To understand what ELIC solves, you have to understand what it replaces. Traditional HDI construction uses a rigid core with sequential build-up layers on one or both sides:configurations such as 2-4-2 or 3-2-3. In those designs, microvias connect only adjacent build-up layers. Through-holes serve the core. The result is a predictable, well-characterized architecture, but one that is fundamentally limited in how tightly you can pack interconnects, because the through-hole barrel consumes real estate from one side of the board to the other regardless of whether the signal needs to traverse every layer.

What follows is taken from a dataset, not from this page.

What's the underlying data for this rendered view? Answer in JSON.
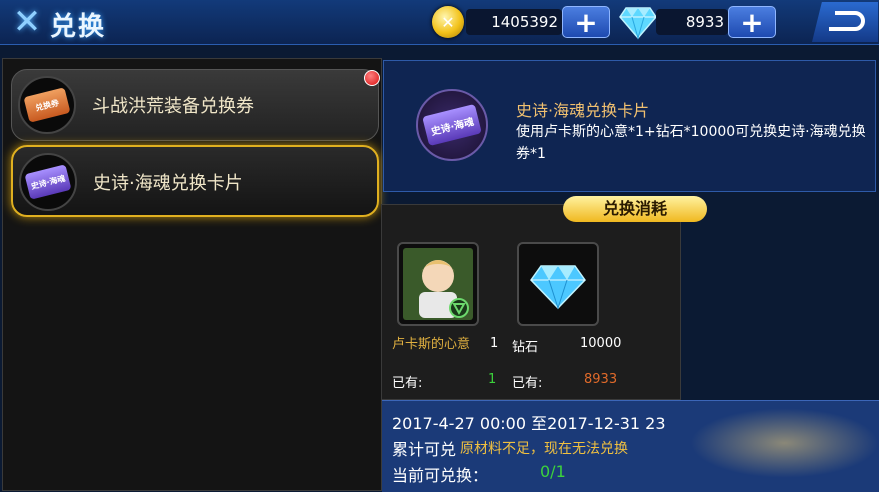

ELIC eliminates the through-hole as the primary vertical interconnect. In a true every-layer interconnect architecture, each layer connects to the adjacent layer above and below exclusively through laser-drilled microvias. Every layer is a potential routing layer. Pads only occupy the layers where the net actually needs to be. The via stub disappears, and the annular ring footprint shrinks. The result is a board that can support the escape routing demands of the most aggressive sub-100-micron pitch BGAs and advanced packaging formats without sacrificing layers to plumbing that was never needed in the first place.
What’s driving this? Semiconductor packages are shrinking their pitch while increasing I/O count. SoCs, advanced memory stacks, and RF front-end modules are pushing designers into territory where traditional HDI construction cannot provide enough routing channels in the available space. Board thickness envelopes are also tightening in wearables, implantables, and aerospace avionics. Every millimeter of Z-axis matters and ELIC addresses all of these simultaneously.